Un instant, on eut l'impression que l'aura stimulait le corps d'Hikim.
Mais c'était une méthode inconnue, et rien ne semblait avoir changé radicalement. Aucune douleur à signaler.
Puis cela arriva.
Ploc… ploc… chhh, chchhh…
Des sons qui n'existaient pas auparavant commencèrent à parvenir à ses oreilles.
Des gouttes d'eau tombaient de l'humidité accrochée aux murs de pierre, et de minuscules insectes rampaient dans la paille, leurs bruits lui perçaient l'ouïe.
Ce n'était pas seulement son ouïe qui était affectée. Le corps d'Hikim se mit à trembler. L'air humide qui effleurait sa peau était froid comme la pluie, insupportable.
Et l'odeur. La puanteur émanant de son propre corps était presque étouffante.
Il essaya de respirer par la bouche au lieu du nez, mais l'air lui-même avait alors un goût… révoltant, comme un égout immonde.
« Q-quoi… qu'est-ce qui se passe… ? »
« Il existe une méthode de communication transmise dans la famille Hispenril depuis des générations. Elle est très efficace pour se lier d'amitié avec ceux qui n'aiment pas parler », dit le roi.
« Beurk… ! »
Hikim se boucha les oreilles avec ses mains.

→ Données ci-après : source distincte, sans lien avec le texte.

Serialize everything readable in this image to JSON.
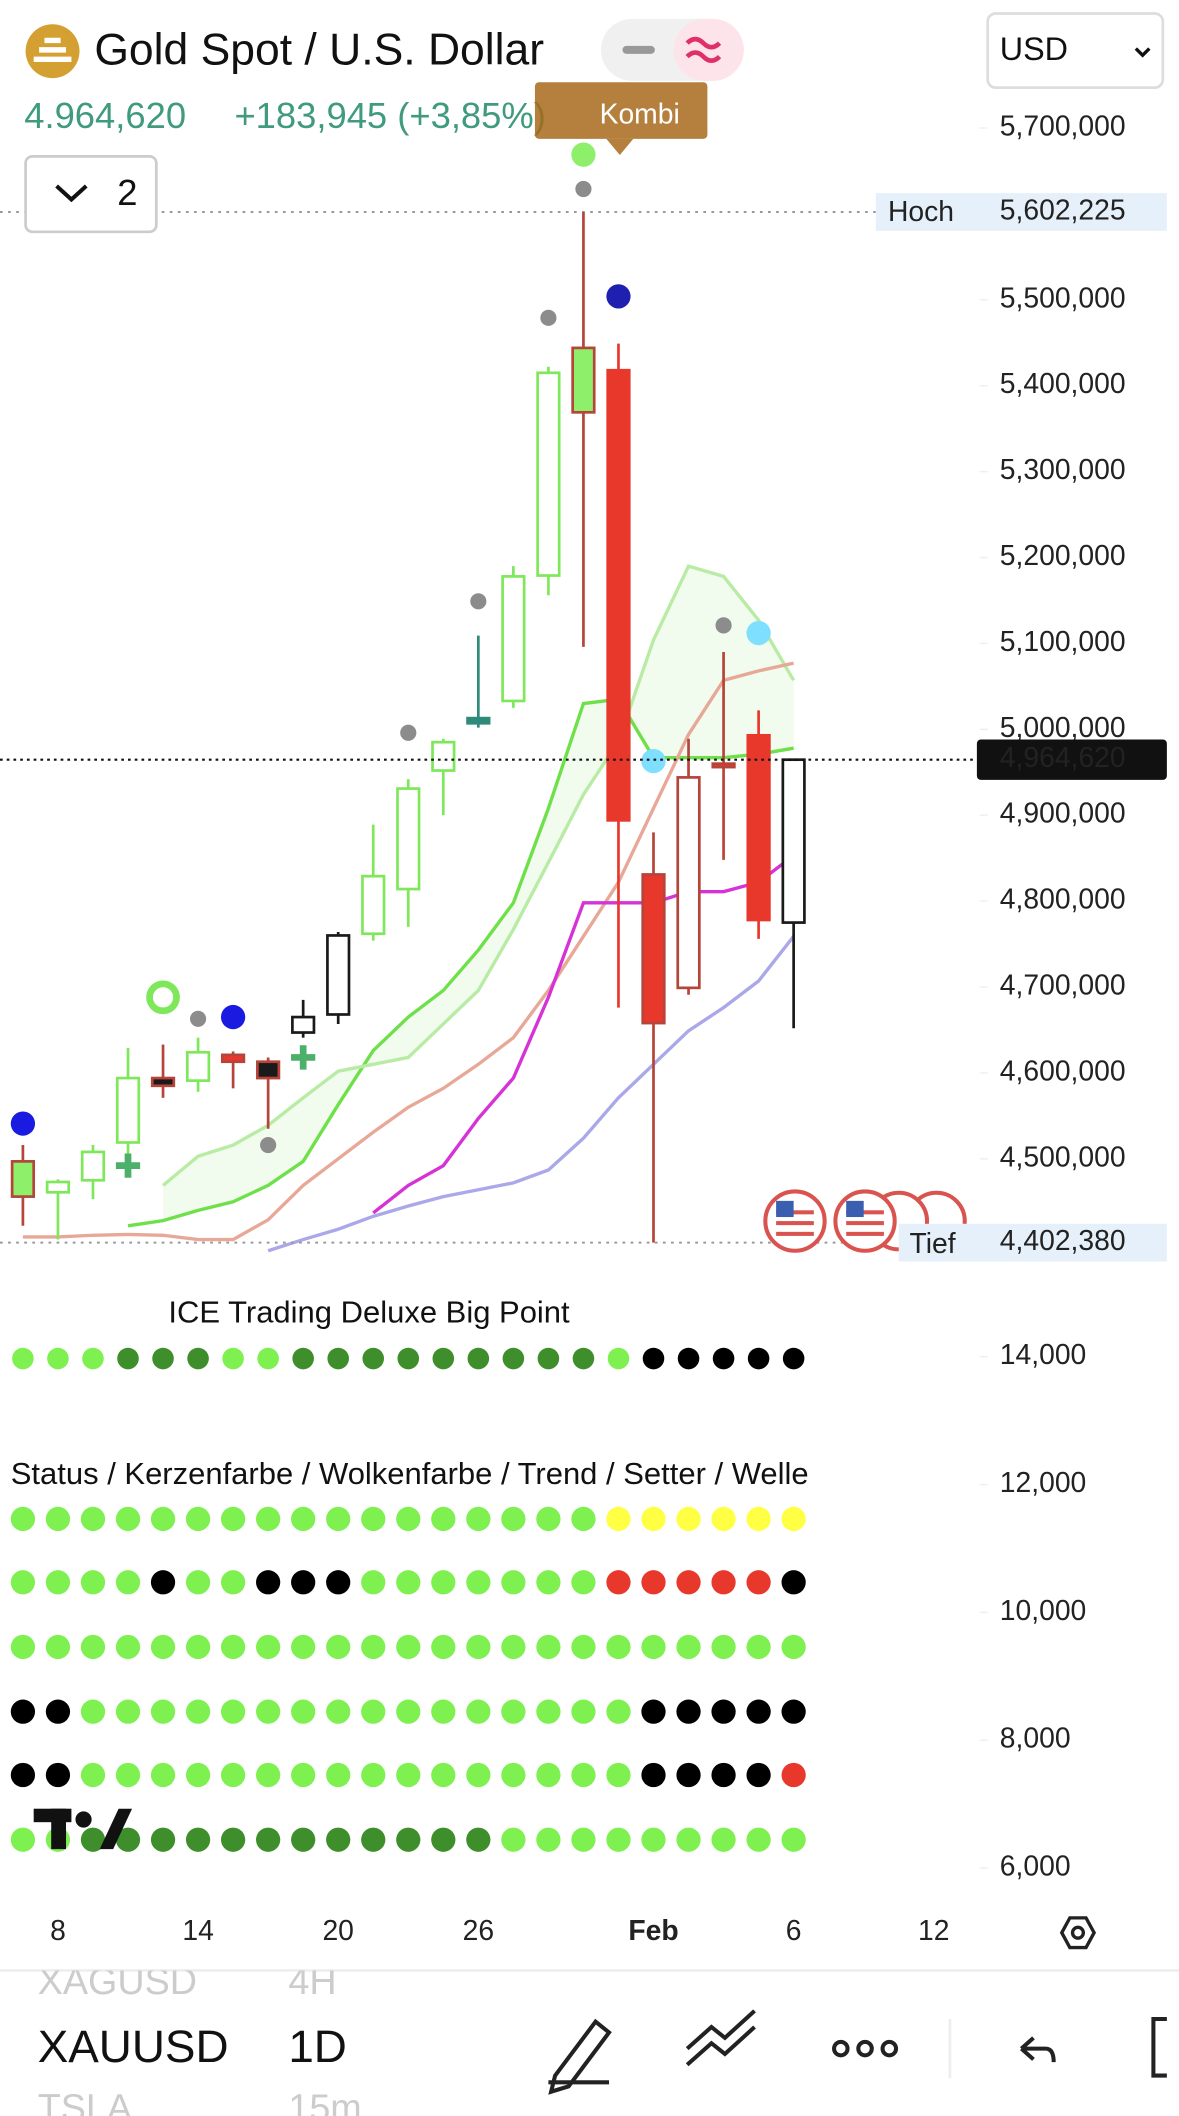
{
  "header": {
    "symbol_name": "Gold Spot / U.S. Dollar",
    "price": "4.964,620",
    "change": "+183,945 (+3,85%)",
    "currency": "USD",
    "tag": "Kombi",
    "indicator_count": "2"
  },
  "chart_data": {
    "type": "candlestick",
    "x_labels": [
      {
        "value": 1,
        "label": "8"
      },
      {
        "value": 5,
        "label": "14"
      },
      {
        "value": 9,
        "label": "20"
      },
      {
        "value": 13,
        "label": "26"
      },
      {
        "value": 18,
        "label": "Feb"
      },
      {
        "value": 22,
        "label": "6"
      },
      {
        "value": 26,
        "label": "12"
      }
    ],
    "ylim": [
      4382000,
      5849000
    ],
    "yticks": [
      {
        "value": 5700000,
        "label": "5,700,000"
      },
      {
        "value": 5500000,
        "label": "5,500,000"
      },
      {
        "value": 5400000,
        "label": "5,400,000"
      },
      {
        "value": 5300000,
        "label": "5,300,000"
      },
      {
        "value": 5200000,
        "label": "5,200,000"
      },
      {
        "value": 5100000,
        "label": "5,100,000"
      },
      {
        "value": 5000000,
        "label": "5,000,000"
      },
      {
        "value": 4900000,
        "label": "4,900,000"
      },
      {
        "value": 4800000,
        "label": "4,800,000"
      },
      {
        "value": 4700000,
        "label": "4,700,000"
      },
      {
        "value": 4600000,
        "label": "4,600,000"
      },
      {
        "value": 4500000,
        "label": "4,500,000"
      }
    ],
    "open": [
      4456000,
      4461000,
      4475000,
      4519000,
      4594000,
      4591000,
      4621000,
      4613000,
      4647000,
      4668000,
      4762000,
      4814000,
      4952000,
      5007000,
      5033000,
      5179000,
      5369000,
      5418000,
      4831000,
      4699000,
      4960000,
      4993000,
      4775000
    ],
    "high": [
      4516000,
      4476000,
      4516000,
      4629000,
      4633000,
      4641000,
      4625000,
      4618000,
      4685000,
      4764000,
      4889000,
      4942000,
      4989000,
      5109000,
      5190000,
      5422000,
      5602225,
      5449000,
      4880000,
      4989000,
      5090000,
      5022000,
      4966000
    ],
    "low": [
      4422000,
      4406000,
      4453000,
      4503000,
      4571000,
      4578000,
      4582000,
      4535000,
      4641000,
      4657000,
      4754000,
      4770000,
      4900000,
      5002000,
      5025000,
      5156000,
      5096000,
      4676000,
      4402380,
      4691000,
      4848000,
      4756000,
      4652000
    ],
    "close": [
      4497000,
      4473000,
      4508000,
      4594000,
      4585000,
      4624000,
      4613000,
      4594000,
      4665000,
      4760000,
      4829000,
      4931000,
      4985000,
      5013000,
      5178000,
      5415000,
      5444000,
      4894000,
      4658000,
      4944000,
      4956000,
      4778000,
      4964620
    ],
    "fill": [
      "#8ef06a",
      "#fff",
      "#fff",
      "#fff",
      "#1a1a1a",
      "#fff",
      "#e8382c",
      "#1a1a1a",
      "#fff",
      "#fff",
      "#fff",
      "#fff",
      "#fff",
      "#2e8b7a",
      "#fff",
      "#fff",
      "#8ef06a",
      "#e8382c",
      "#e8382c",
      "#fff",
      "#e8382c",
      "#e8382c",
      "#fff"
    ],
    "stroke": [
      "#b5443a",
      "#7ee85a",
      "#7ee85a",
      "#7ee85a",
      "#b5443a",
      "#7ee85a",
      "#b5443a",
      "#b5443a",
      "#1a1a1a",
      "#1a1a1a",
      "#7ee85a",
      "#7ee85a",
      "#7ee85a",
      "#2e8b7a",
      "#7ee85a",
      "#7ee85a",
      "#b5443a",
      "#e8382c",
      "#b5443a",
      "#b5443a",
      "#b5443a",
      "#e8382c",
      "#1a1a1a"
    ],
    "lines": [
      {
        "color": "#6ee04a",
        "values": [
          null,
          null,
          null,
          4422000,
          4428000,
          4440000,
          4450000,
          4469000,
          4497000,
          4563000,
          4626000,
          4665000,
          4696000,
          4743000,
          4798000,
          4908000,
          5030000,
          5035000,
          4967000,
          4967000,
          4967000,
          4971000,
          4978000
        ]
      },
      {
        "color": "#b8eca4",
        "values": [
          null,
          null,
          null,
          null,
          4469000,
          4503000,
          4516000,
          4539000,
          4571000,
          4602000,
          4610000,
          4618000,
          4657000,
          4696000,
          4767000,
          4845000,
          4924000,
          4986000,
          5104000,
          5190000,
          5178000,
          5127000,
          5057000
        ]
      },
      {
        "color": "#e8a898",
        "values": [
          4409000,
          4409000,
          4411000,
          4412000,
          4411000,
          4406000,
          4406000,
          4429000,
          4469000,
          4500000,
          4531000,
          4560000,
          4582000,
          4610000,
          4641000,
          4696000,
          4759000,
          4822000,
          4908000,
          4994000,
          5057000,
          5068000,
          5077000
        ]
      },
      {
        "color": "#d633d6",
        "values": [
          null,
          null,
          null,
          null,
          null,
          null,
          null,
          null,
          null,
          null,
          4437000,
          4469000,
          4492000,
          4547000,
          4594000,
          4688000,
          4798000,
          4798000,
          4798000,
          4811000,
          4811000,
          4822000,
          4853000
        ]
      },
      {
        "color": "#aaa8e8",
        "values": [
          null,
          null,
          null,
          null,
          null,
          null,
          null,
          4393000,
          4406000,
          4418000,
          4433000,
          4445000,
          4456000,
          4464000,
          4472000,
          4487000,
          4524000,
          4571000,
          4610000,
          4649000,
          4676000,
          4707000,
          4759000
        ]
      }
    ],
    "dots": [
      {
        "x": 0,
        "y": 4541000,
        "color": "#1a1ae0"
      },
      {
        "x": 5,
        "y": 4663000,
        "color": "#8c8c8c"
      },
      {
        "x": 6,
        "y": 4665000,
        "color": "#1a1ae0"
      },
      {
        "x": 7,
        "y": 4516000,
        "color": "#8c8c8c"
      },
      {
        "x": 11,
        "y": 4996000,
        "color": "#8c8c8c"
      },
      {
        "x": 13,
        "y": 5149000,
        "color": "#8c8c8c"
      },
      {
        "x": 15,
        "y": 5479000,
        "color": "#8c8c8c"
      },
      {
        "x": 16,
        "y": 5629000,
        "color": "#8c8c8c"
      },
      {
        "x": 16,
        "y": 5669000,
        "color": "#8ef06a"
      },
      {
        "x": 17,
        "y": 5504000,
        "color": "#2020b0"
      },
      {
        "x": 18,
        "y": 4963000,
        "color": "#7fdfff"
      },
      {
        "x": 20,
        "y": 5121000,
        "color": "#8c8c8c"
      },
      {
        "x": 21,
        "y": 5112000,
        "color": "#7fdfff"
      }
    ],
    "rings": [
      {
        "x": 4,
        "y": 4688000,
        "color": "#7ee85a"
      }
    ],
    "plus": [
      {
        "x": 3,
        "y": 4492000,
        "color": "#4caf6a"
      },
      {
        "x": 8,
        "y": 4618000,
        "color": "#4caf6a"
      }
    ],
    "high_mark": {
      "name": "Hoch",
      "value": 5602225,
      "label": "5,602,225"
    },
    "low_mark": {
      "name": "Tief",
      "value": 4402380,
      "label": "4,402,380"
    },
    "last": {
      "value": 4964620,
      "label": "4,964,620"
    }
  },
  "lower_panel": {
    "title1": "ICE Trading Deluxe Big Point",
    "title2": "Status / Kerzenfarbe / Wolkenfarbe / Trend / Setter / Welle",
    "ylim": [
      5600,
      15300
    ],
    "yticks": [
      {
        "value": 14000,
        "label": "14,000"
      },
      {
        "value": 12000,
        "label": "12,000"
      },
      {
        "value": 10000,
        "label": "10,000"
      },
      {
        "value": 8000,
        "label": "8,000"
      },
      {
        "value": 6000,
        "label": "6,000"
      }
    ],
    "rows": [
      [
        "#7ef050",
        "#7ef050",
        "#7ef050",
        "#3e8e2c",
        "#3e8e2c",
        "#3e8e2c",
        "#7ef050",
        "#7ef050",
        "#3e8e2c",
        "#3e8e2c",
        "#3e8e2c",
        "#3e8e2c",
        "#3e8e2c",
        "#3e8e2c",
        "#3e8e2c",
        "#3e8e2c",
        "#3e8e2c",
        "#7ef050",
        "#000",
        "#000",
        "#000",
        "#000",
        "#000"
      ],
      [
        "#7ef050",
        "#7ef050",
        "#7ef050",
        "#7ef050",
        "#7ef050",
        "#7ef050",
        "#7ef050",
        "#7ef050",
        "#7ef050",
        "#7ef050",
        "#7ef050",
        "#7ef050",
        "#7ef050",
        "#7ef050",
        "#7ef050",
        "#7ef050",
        "#7ef050",
        "#ff4",
        "#ff4",
        "#ff4",
        "#ff4",
        "#ff4",
        "#ff4"
      ],
      [
        "#7ef050",
        "#7ef050",
        "#7ef050",
        "#7ef050",
        "#000",
        "#7ef050",
        "#7ef050",
        "#000",
        "#000",
        "#000",
        "#7ef050",
        "#7ef050",
        "#7ef050",
        "#7ef050",
        "#7ef050",
        "#7ef050",
        "#7ef050",
        "#e8382c",
        "#e8382c",
        "#e8382c",
        "#e8382c",
        "#e8382c",
        "#000"
      ],
      [
        "#7ef050",
        "#7ef050",
        "#7ef050",
        "#7ef050",
        "#7ef050",
        "#7ef050",
        "#7ef050",
        "#7ef050",
        "#7ef050",
        "#7ef050",
        "#7ef050",
        "#7ef050",
        "#7ef050",
        "#7ef050",
        "#7ef050",
        "#7ef050",
        "#7ef050",
        "#7ef050",
        "#7ef050",
        "#7ef050",
        "#7ef050",
        "#7ef050",
        "#7ef050"
      ],
      [
        "#000",
        "#000",
        "#7ef050",
        "#7ef050",
        "#7ef050",
        "#7ef050",
        "#7ef050",
        "#7ef050",
        "#7ef050",
        "#7ef050",
        "#7ef050",
        "#7ef050",
        "#7ef050",
        "#7ef050",
        "#7ef050",
        "#7ef050",
        "#7ef050",
        "#7ef050",
        "#000",
        "#000",
        "#000",
        "#000",
        "#000"
      ],
      [
        "#000",
        "#000",
        "#7ef050",
        "#7ef050",
        "#7ef050",
        "#7ef050",
        "#7ef050",
        "#7ef050",
        "#7ef050",
        "#7ef050",
        "#7ef050",
        "#7ef050",
        "#7ef050",
        "#7ef050",
        "#7ef050",
        "#7ef050",
        "#7ef050",
        "#7ef050",
        "#000",
        "#000",
        "#000",
        "#000",
        "#e8382c"
      ],
      [
        "#7ef050",
        "#7ef050",
        "#3e8e2c",
        "#3e8e2c",
        "#3e8e2c",
        "#3e8e2c",
        "#3e8e2c",
        "#3e8e2c",
        "#3e8e2c",
        "#3e8e2c",
        "#3e8e2c",
        "#3e8e2c",
        "#3e8e2c",
        "#3e8e2c",
        "#7ef050",
        "#7ef050",
        "#7ef050",
        "#7ef050",
        "#7ef050",
        "#7ef050",
        "#7ef050",
        "#7ef050",
        "#7ef050"
      ]
    ]
  },
  "toolbar": {
    "symbols": [
      "XAGUSD",
      "XAUUSD",
      "TSLA"
    ],
    "intervals": [
      "4H",
      "1D",
      "15m"
    ]
  }
}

Le roi parlait comme si de rien n'était, mais on eut dit que ses tympans allaient se déchirer. Il en allait de même pour les sons provenant de lui-même — il ne parvenait même pas à crier correctement.
Ce n'était pas tout.
Lorsque le roi piqua la tête d'Hikim avec son index, celui-ci se tordit de douleur comme si son crâne se fendait en deux.
« C'est une méthode de contrôle de l'aura qui exalte tous les sens. À l'exception de la vue, elle aiguise l'ouïe, l'odorat, le goût et le toucher à un degré extrême. »
« Houff… houff… houff… »
« Maintenant, apprenons à aimer son ennemi. »
« Hein… ? »
Le roi écarta largement les bras et s'approcha d'Hikim.
Ses pectoraux et ses biceps tressautants se rapprochèrent.
« Faisons un câlin. »
« N-non… pas ça… ! »
« C'est parti ! Aimons… ton ennemi ! »
« Gyaaah ! »
Les cris d'Hikim résonnèrent dans la prison souterraine du palais royal.
Longs. Continus. Répétés.
Tout en lui administrant une dose complète d'« amour », les yeux verts du roi s'assombrirent d'une intention profonde.
Nul n'avait jamais supporté la méthode de torture des Hispenril en conservant son esprit sain.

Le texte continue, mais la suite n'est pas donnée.